La presse allemande peu tendre avec Emmanuel Macron
Les déclarations d’Emmanuel Macron sur la nécessité d’une autonomie stratégique de l’Europe face aux États-Unis, notamment sur la Chine et Taïwan, continuent de susciter de nombreuses réactions. En Allemagne, allié traditionnel de Washington, les réactions dans la presse et la classe politique sont virulentes.
Avec notre correspondant à Berlin, Pascal Thibault
« Le dangereux agenouillement de Macron devant la Chine ». Le quotidien populaire Bild Zeitung comme beaucoup d’autres n’est pas tendre avec les déclarations du président français. Pour le journal conservateur Die Welt, Macron fait le jeu de la Chine en nourrissant les espoirs de la Chine de diviser l’Occident. Le Tagesspiegel de Berlin dénonce « la folie des grandeurs du président français » et s’interroge : « Macron croit-il vraiment qu’il peut parler d’égal à égal avec Xi? Qu’a-t-il atteint pour la France et pour l’Europe en Chine ? Et pour l’Ukraine ? Quelle est la contrepartie chinoise pour les flatteries de Macron à l’égard de Pékin ? »
Dans la classe politique, on n’est pas plus tendre. Norbert Röttgen, chrétien-démocrate spécialiste des questions internationales, déclare : « Macron semble avoir perdu la tête. Il divise et affaiblit l’Europe avec sa rhétorique naïve et dangereuse. A-t-il perdu en politique étrangère comme dans son pays le contact avec la réalité ? »
Un responsable social-démocrate parle d’une « grave erreur ». « Si Macron veut prendre ses distances avec les États-Unis en flirtant avec Pékin, cela n’a aucune chance d’aboutir. Nous avons besoin d’une relation critique avec les États autoritaires comme la Chine et pas d’un flirt naïf. »
Outre-Atlantique, la sortie du chef de l’État français a également fait réagir. Le coordinateur américain des communications stratégiques pour les questions de sécurité nationale, John Kirby, parle de sa confiance, mais il s’attend tout de même à des éclaircissements : « Je laisserai l’Élysée s’exprimer sur les déclarations du président Macron. Nous sommes à l’aise et confiants sur la formidable relation bilatérale que nous avons avec la France et sur la relation que le président a avec le président Macron et sur le fait que nous travaillons ensemble sur tellement de sujets différents. Et les Français s’engagent dans l’Indo-Pacifique. Ils conduisent des opérations navales dans l’Indo-Pacifique au moment même où nous parlons, tout en continuant à participer à un effort concerté avec nous tous, cette vaste alliance, ce réseau d’alliances et de partenariat que nous avons, pour continuer à s’assurer que nous défendions la stabilité, la sécurité, la prospérité et un Indo-Pacifique libre et ouvert. »
« Un troisième pôle »
Dans un entretien accordé aux Échos publié dimanche 10 avril, le président français a mis en garde contre le risque de suivisme au sujet de Taïwan, l’un des principaux points de tensions entre les États-Unis et la Chine. « La pire des choses serait de penser que nous, Européens, devrions être suivistes sur ce sujet et nous adapter au rythme américain et à une surréaction chinoise », a déclaré le chef de l’État.
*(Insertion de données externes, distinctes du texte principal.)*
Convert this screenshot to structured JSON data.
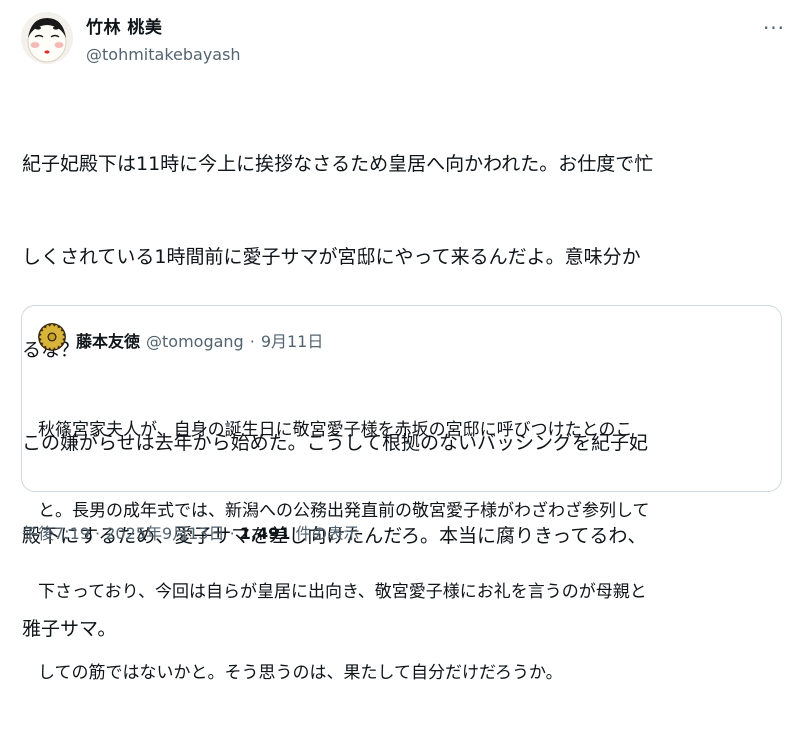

L’Europe n’a aucun intérêt à une accélération de la crise autour de Taïwan et devait poursuivre une stratégie d’autonomie stratégique par rapport aux États-Unis et à la Chine pour devenir un « troisième pôle », a déclaré Emmanuel Macron.
Pékin a poursuivi ses exercices militaires ce dimanche autour de l’île – qu’elle considère comme partie intégrante de son territoire – à la suite d’une rencontre entre la présidente taïwanaise et le président de la Chambre des représentants américaine.
Emmanuel Macron, qui s’est rendu en Chine pour une visite d’État de trois jours, a souligné que la priorité des Européens n’était pas de s’adapter à l’agenda des autres puissances mondiales. « Le piège pour l’Europe serait qu’au moment où elle parvient à une clarification de sa position stratégique, où elle est plus autonome stratégiquement qu’avant le Covid-19, elle soit prise dans un dérèglement du monde et des crises qui ne seraient pas les nôtres », a-t-il dit.
« S’il y a une accélération de l’embrasement du duopole, nous n’aurons pas le temps ni les moyens de financer notre autonomie stratégique et deviendrons des vassaux alors que nous pouvons être le troisième pôle si nous avons quelques années pour le bâtir », a poursuivi le président. Emmanuel Macron a ajouté que pour accroître son indépendance vis-à-vis des États-Unis, l’Europe devait renforcer son industrie de défense, dans le nucléaire et les énergies renouvelables.